INDIANAPOLIS _ The NFL salary cap has been raised by about $2 million to the $80 million neighborhood and the Bengals are still tight against it 11 days before free agency opens.

The Bengals now have about $10 million to drop, but take away about $3 million for draft picks and another estimated $4 million for offers to their restricted free agents. The big money there figures to be the $1.82 million tender to running back Rudi Johnson that would give the Bengals a first- and third-round pick if they chose not to match an offer sheet.

So, the money isn't exactly flowing. That leaves about $3 million and they still have to deal with a good portion of their eight unrestricted free agents (or their replacements), never mind trying to make a couple of market killings.

Head coach Marvin Lewis admitted Friday "some tradeoffs have to be made," once the signings start. Which means incumbent players are probably going to get cut, because Lewis said the Bengals don't have to re-negotiate deals yet because most of their contracts don't "balloon," in future years.

But one contract they may have to tweak is quarterback Jon Kitna's $3.3 million salary.

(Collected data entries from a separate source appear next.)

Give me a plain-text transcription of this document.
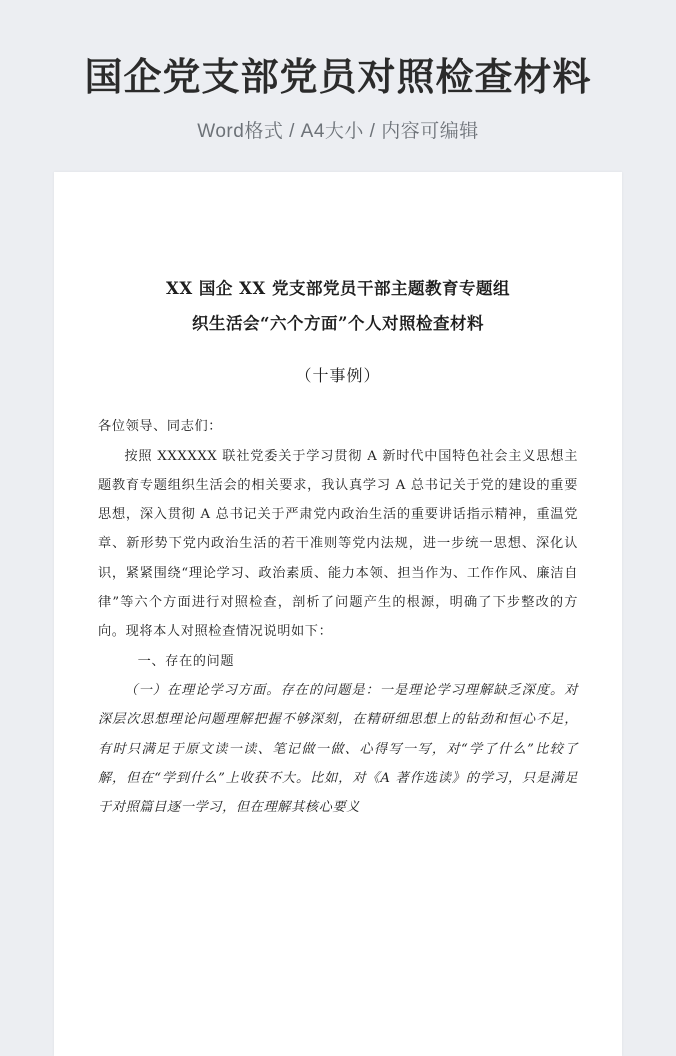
国企党支部党员对照检查材料
Word格式 / A4大小 / 内容可编辑
XX 国企 XX 党支部党员干部主题教育专题组
织生活会“六个方面”个人对照检查材料
（十事例）

各位领导、同志们：

按照 XXXXXX 联社党委关于学习贯彻 A 新时代中国特色社会主义思想主题教育专题组织生活会的相关要求，我认真学习 A 总书记关于党的建设的重要思想，深入贯彻 A 总书记关于严肃党内政治生活的重要讲话指示精神，重温党章、新形势下党内政治生活的若干准则等党内法规，进一步统一思想、深化认识，紧紧围绕“理论学习、政治素质、能力本领、担当作为、工作作风、廉洁自律”等六个方面进行对照检查，剖析了问题产生的根源，明确了下步整改的方向。现将本人对照检查情况说明如下：

一、存在的问题

（一）在理论学习方面。存在的问题是：一是理论学习理解缺乏深度。对深层次思想理论问题理解把握不够深刻，在精研细思想上的钻劲和恒心不足，有时只满足于原文读一读、笔记做一做、心得写一写，对“学了什么”比较了解，但在“学到什么”上收获不大。比如，对《A 著作选读》的学习，只是满足于对照篇目逐一学习，但在理解其核心要义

If Carson Palmer does indeed become No.1, it's believed Kitna would be the NFL's only backup quarterback making more than $2 million this year. Kitna said after last season he would be willing to re-negotiate and the Bengals just may have to ask depending how things break.

"It's tough to go to a player and ask for something back," said Lewis, who wasn't talking about Kitna specifically. "But I do think we're going to have to make some hard decisions based on some things."

Already, the Bengals have done that by not re-signing one of their own free agents. One agent of a Bengals' free-agent starter said Friday the team told him they're letting his guy go into the market.

"Our values and their values aren't all the same," Lewis said. "They earned the right to be a free agent, but if they look, we have to look. We've had great conversations with all those guys. . .There's a great chance and great opportunity for those guys, but if it's going to be about money, they probably have to go to a different team."

With four starters on the market (both safeties in Mark Roman and Rogers Beckett, right guard Mike Goff, center Rich Braham), Lewis said the club will start pursuing starters at those positions, and probably their own guys if the number is right. After going through the process last year, Lewis has revamped his philosophy. It's his free-agency equivalent of not reaching in the draft. He calls it working the board across instead of down.

"Let's not keep going down the same road and lock ourselves in (by saying) we have to have that position filled and take a lesser player," Lewis said. "You can't go, 'he's gone, he's gone, he's gone, we're stuck with that guy.' Don't take that guy. (Get a better player even if it's another position)."

Lewis has always been big on guys deciding on teams not because of money. He seems even into it more this year.

"I think that's important to us,' Lewis said. "Just like last year. I don't think we're going to outbid anybody for a player and if we do, I don't think he's the right guy anyway. We want to get a guy who wants to help us win a championship in Cincinnati."